Site
The Mitchell House is the small white cabin on the Chesapeake Bay Maritime Museum grounds. The cabin is open daily to Museum visitors. Admission may be purchased at the front gate ($20 /adult).
History
Two years older than Frederick, Eliza Bailey Mitchell was the closest sibling to Douglass. They maintained a lifelong relationship. The two of them had shared experiences under Thomas and Rowena Auld and, as Douglass later claimed, it was Eliza who taught him the art of survival in the face of hunger and abuse. Eliza and her two children were sold by Thomas Auld to her free husband, Peter Mitchell, in 1836 for $100 (a debt which they both worked for almost five years to repay).

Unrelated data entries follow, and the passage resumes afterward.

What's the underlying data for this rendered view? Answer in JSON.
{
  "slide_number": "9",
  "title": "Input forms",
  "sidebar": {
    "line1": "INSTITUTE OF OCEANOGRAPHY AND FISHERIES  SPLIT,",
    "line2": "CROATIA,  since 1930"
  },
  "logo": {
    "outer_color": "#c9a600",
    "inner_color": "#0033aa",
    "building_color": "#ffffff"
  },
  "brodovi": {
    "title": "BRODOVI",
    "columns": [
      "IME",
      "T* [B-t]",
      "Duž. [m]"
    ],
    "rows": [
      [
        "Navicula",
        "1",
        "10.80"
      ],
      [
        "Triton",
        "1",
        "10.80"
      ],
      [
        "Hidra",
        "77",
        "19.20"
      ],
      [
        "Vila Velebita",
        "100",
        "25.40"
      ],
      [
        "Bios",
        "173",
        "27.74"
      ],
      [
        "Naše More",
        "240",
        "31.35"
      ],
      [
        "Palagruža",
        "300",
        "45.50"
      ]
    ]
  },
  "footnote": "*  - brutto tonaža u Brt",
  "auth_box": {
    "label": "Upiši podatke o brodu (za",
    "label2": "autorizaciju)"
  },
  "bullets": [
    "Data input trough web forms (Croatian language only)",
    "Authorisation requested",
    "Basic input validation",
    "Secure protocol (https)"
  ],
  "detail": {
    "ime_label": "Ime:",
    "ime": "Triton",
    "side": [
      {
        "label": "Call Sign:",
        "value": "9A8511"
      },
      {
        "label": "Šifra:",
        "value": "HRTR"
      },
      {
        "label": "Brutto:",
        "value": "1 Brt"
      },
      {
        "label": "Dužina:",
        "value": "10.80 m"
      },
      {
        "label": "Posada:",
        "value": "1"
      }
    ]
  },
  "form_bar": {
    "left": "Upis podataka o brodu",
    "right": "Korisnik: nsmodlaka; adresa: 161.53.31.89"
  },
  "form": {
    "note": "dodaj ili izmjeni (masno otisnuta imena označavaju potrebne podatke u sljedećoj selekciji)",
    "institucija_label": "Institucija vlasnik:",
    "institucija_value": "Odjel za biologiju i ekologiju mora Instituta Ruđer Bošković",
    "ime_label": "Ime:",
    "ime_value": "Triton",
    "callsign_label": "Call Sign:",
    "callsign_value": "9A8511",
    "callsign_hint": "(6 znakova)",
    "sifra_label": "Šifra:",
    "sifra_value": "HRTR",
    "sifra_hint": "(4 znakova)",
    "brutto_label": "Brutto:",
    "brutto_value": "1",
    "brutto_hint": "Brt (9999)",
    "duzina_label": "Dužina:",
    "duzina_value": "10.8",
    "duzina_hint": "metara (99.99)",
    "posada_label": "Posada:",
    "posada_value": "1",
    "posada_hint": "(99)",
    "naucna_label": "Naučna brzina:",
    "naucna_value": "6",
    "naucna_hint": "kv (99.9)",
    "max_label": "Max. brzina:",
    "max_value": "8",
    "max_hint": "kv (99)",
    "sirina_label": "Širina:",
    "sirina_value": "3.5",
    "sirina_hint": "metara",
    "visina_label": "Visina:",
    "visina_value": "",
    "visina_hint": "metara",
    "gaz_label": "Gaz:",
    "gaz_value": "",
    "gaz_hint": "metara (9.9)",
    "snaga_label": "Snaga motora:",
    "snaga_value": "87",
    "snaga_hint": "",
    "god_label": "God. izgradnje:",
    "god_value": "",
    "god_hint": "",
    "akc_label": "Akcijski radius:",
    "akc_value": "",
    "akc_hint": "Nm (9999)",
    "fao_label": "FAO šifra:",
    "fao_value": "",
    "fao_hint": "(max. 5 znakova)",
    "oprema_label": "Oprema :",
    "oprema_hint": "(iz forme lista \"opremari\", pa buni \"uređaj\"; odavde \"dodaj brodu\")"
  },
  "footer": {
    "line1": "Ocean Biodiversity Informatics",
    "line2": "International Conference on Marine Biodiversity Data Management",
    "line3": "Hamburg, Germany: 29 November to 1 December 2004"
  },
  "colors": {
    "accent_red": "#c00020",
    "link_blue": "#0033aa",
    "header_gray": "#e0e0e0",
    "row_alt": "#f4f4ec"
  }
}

Peter Mitchell and his brother James were highly esteemed farm managers for the Hambleton family.
Eliza Mitchell was matriarch to many generations of the Mitchell family in St. Michaels and the surrounding area. Her great-grandson James E. Thomas became the first African-American elected to the town commission in St. Michaels and the first elected president of that body. The Mitchell home originally stood on Lee Street on land subdivided from Perry Cabin by the Hambletons. The house was slated for demolition and Commissioner Thomas was a leading force to save it by relocation to the Museum. While at the museum, be sure to see the log canoes and the Edna Lockwood, a 19th century bugeye under restoration. The canoe Frederick Douglass planned to take from William Hambleton would have resembled a cross between a modern racing log canoe and a bugeye.